La grossesse n'est pas... une maladie
La grossesse mérite une attention particulière. Elle n'est pas assimilée à une maladie. Certaines assurances ne garantissent que les complications imprévisibles médicalement constatées et excluent tout départ prévu après un certain stade de la grossesse. Il est donc dangereux de croire qu'un simple certificat indiquant que le voyage est déconseillé suffira.
La Cour de cassation a connu une affaire dans laquelle un voyage avait été annulé en raison de l'état de santé d'une femme enceinte. L'assurance liée à la carte bancaire comportait une définition très précise de la maladie garantie et une exclusion relative à la grossesse.
Dans son arrêt du 11 juin 2009, la 2e Chambre civile (pourvoi 08-17.538) a censuré la décision qui avait rejeté la demande sans rechercher si, en versant une première indemnité en connaissance des circonstances médicales, l'assureur n'avait pas renoncé à opposer certaines exceptions contractuelles. Cette décision montre que le comportement de l'assureur et le contenu exact des garanties doivent être examinés avec soin.
Le Code des assurances encadre les exclusions. Son article L. 113-1 exige qu'elles soient formelles et limitées. Une exclusion ne peut donc pas être rédigée en termes si vagues qu'elle obligerait l'assuré à deviner les situations réellement couvertes. L'article L. 112-4 exige en outre que les clauses prévoyant une nullité, une déchéance ou une exclusion soient mentionnées en caractères très apparents.
La 2e chambre civile de la Cour de cassation a encore rappelé, le 12 février 2026 qu'une clause d'exclusion n'est pas formelle lorsqu'elle ne repose pas sur des critères précis et nécessite une interprétation.

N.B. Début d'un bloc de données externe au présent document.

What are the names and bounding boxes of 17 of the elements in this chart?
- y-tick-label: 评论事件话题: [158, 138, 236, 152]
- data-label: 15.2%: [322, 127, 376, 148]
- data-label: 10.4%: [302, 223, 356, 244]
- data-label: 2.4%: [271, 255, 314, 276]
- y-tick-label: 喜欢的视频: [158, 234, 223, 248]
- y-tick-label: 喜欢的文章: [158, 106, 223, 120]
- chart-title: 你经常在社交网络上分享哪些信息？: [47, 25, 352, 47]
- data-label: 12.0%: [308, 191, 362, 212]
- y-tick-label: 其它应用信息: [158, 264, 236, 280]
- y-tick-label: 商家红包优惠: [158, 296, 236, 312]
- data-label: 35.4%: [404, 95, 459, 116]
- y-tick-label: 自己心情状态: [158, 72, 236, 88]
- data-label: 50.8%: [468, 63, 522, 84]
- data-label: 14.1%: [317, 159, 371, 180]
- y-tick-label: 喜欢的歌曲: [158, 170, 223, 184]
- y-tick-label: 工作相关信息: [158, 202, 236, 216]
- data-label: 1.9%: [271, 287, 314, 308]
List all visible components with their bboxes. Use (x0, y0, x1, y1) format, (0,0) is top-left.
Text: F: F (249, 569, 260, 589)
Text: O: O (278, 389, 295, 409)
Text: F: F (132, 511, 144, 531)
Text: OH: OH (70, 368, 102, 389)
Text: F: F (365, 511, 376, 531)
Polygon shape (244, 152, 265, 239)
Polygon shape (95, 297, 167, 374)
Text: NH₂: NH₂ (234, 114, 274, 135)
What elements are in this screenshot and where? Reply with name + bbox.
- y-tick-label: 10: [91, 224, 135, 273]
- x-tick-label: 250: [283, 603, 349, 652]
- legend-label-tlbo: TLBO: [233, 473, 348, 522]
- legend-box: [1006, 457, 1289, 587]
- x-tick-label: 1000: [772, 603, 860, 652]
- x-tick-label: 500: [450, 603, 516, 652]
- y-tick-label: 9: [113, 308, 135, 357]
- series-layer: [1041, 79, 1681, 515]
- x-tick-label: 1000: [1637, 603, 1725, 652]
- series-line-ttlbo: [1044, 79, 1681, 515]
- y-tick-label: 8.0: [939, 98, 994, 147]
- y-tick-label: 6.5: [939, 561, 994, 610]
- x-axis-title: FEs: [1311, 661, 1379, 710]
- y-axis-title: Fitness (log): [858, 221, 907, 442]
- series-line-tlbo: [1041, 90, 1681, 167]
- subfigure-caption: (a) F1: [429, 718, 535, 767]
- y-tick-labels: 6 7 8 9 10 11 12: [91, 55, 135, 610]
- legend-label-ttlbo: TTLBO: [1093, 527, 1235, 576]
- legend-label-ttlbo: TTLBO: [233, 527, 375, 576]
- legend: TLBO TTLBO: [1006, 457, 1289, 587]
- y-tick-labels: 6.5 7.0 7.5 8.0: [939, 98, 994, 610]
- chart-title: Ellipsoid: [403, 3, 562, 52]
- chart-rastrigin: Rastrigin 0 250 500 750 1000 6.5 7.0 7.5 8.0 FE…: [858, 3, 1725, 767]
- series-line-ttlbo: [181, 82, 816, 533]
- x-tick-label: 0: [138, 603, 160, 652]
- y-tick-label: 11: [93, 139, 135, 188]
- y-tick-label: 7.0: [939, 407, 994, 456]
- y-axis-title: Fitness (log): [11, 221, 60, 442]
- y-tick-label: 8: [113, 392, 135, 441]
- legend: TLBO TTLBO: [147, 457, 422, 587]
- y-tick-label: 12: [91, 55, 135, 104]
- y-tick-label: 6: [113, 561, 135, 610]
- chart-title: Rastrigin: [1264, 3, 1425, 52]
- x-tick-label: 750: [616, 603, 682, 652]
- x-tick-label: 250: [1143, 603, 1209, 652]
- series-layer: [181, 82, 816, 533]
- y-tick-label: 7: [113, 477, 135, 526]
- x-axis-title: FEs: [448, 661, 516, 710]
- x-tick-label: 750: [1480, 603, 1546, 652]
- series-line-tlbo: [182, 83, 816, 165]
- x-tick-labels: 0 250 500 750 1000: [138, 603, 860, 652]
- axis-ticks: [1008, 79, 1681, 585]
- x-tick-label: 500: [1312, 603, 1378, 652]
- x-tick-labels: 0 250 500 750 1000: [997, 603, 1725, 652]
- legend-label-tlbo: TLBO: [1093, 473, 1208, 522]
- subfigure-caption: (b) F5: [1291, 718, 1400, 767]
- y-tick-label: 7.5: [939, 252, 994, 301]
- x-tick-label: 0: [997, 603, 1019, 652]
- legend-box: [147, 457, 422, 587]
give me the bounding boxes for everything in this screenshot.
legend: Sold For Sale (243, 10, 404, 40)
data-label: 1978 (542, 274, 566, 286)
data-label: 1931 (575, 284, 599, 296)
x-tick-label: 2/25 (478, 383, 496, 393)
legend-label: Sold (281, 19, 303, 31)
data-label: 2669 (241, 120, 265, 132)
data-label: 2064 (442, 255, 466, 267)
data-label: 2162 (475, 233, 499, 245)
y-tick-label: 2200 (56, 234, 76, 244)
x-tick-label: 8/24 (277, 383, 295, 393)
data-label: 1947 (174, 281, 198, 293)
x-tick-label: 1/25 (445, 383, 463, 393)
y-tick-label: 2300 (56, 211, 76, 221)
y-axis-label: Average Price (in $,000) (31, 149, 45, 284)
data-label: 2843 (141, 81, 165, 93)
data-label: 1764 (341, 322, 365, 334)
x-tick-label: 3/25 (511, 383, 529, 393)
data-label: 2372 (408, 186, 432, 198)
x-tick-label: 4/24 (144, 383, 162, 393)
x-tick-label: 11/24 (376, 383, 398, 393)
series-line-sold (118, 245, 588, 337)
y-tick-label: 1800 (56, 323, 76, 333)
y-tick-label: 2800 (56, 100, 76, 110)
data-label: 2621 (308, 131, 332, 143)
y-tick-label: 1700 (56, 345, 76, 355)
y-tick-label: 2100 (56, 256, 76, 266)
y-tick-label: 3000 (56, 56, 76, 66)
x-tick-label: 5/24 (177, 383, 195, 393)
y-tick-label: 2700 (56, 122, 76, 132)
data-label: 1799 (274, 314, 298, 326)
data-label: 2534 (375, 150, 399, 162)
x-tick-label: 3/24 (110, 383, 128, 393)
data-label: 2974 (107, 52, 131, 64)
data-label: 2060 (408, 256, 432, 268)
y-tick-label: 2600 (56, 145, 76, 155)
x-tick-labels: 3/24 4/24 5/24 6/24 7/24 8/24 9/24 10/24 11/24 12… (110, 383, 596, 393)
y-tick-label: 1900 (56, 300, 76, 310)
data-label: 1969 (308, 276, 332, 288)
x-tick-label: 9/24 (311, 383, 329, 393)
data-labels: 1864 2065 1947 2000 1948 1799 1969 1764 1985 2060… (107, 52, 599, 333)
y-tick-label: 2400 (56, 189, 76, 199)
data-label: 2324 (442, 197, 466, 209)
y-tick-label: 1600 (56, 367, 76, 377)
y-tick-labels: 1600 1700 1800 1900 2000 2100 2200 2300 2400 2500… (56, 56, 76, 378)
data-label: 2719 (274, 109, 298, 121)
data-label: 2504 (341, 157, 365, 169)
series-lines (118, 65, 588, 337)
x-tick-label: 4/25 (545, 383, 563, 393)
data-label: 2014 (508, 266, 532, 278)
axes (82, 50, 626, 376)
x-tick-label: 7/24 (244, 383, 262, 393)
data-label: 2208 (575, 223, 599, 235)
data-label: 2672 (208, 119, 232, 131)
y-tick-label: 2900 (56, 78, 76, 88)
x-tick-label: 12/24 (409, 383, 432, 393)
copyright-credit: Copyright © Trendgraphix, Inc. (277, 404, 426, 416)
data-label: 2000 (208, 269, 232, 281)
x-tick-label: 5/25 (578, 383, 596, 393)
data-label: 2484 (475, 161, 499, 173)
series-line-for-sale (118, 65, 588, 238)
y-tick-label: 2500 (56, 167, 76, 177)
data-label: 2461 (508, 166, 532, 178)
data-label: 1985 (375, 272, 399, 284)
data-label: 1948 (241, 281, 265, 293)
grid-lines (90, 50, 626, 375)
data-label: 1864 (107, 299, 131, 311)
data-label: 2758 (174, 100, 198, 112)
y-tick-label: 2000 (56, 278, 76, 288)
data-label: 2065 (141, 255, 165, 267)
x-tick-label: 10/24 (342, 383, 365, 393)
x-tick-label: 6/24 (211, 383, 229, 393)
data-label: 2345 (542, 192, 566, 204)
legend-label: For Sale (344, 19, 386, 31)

Même si cette décision ne concernait pas une assurance de voyage, elle confirme un principe général directement applicable à l'examen des contrats d'assurance annulation. En pratique, il faut prévenir immédiatement le voyagiste, la compagnie aérienne ou l'hôtel, puis déclarer le sinistre à l'assureur sans attendre.
Le voyageur devra conserver la confirmation de réservation, les conditions tarifaires, le contrat d'assurance, les justificatifs de paiement ainsi que les documents médicaux ou l'acte de décès. Le certificat médical doit être précis pour établir l'impossibilité réelle de voyager, sans pour autant contraindre le patient à révéler au professionnel des informations médicales qui ne lui sont pas nécessaires.
En clair, annuler ses vacances pour maladie, grossesse ou décès d'un proche ne garantit donc pas le remboursement. Trois vérifications doivent être effectuées : les conditions d'annulation du prestataire, les garanties exactes de l'assurance et les formalités imposées pour déclarer le sinistre.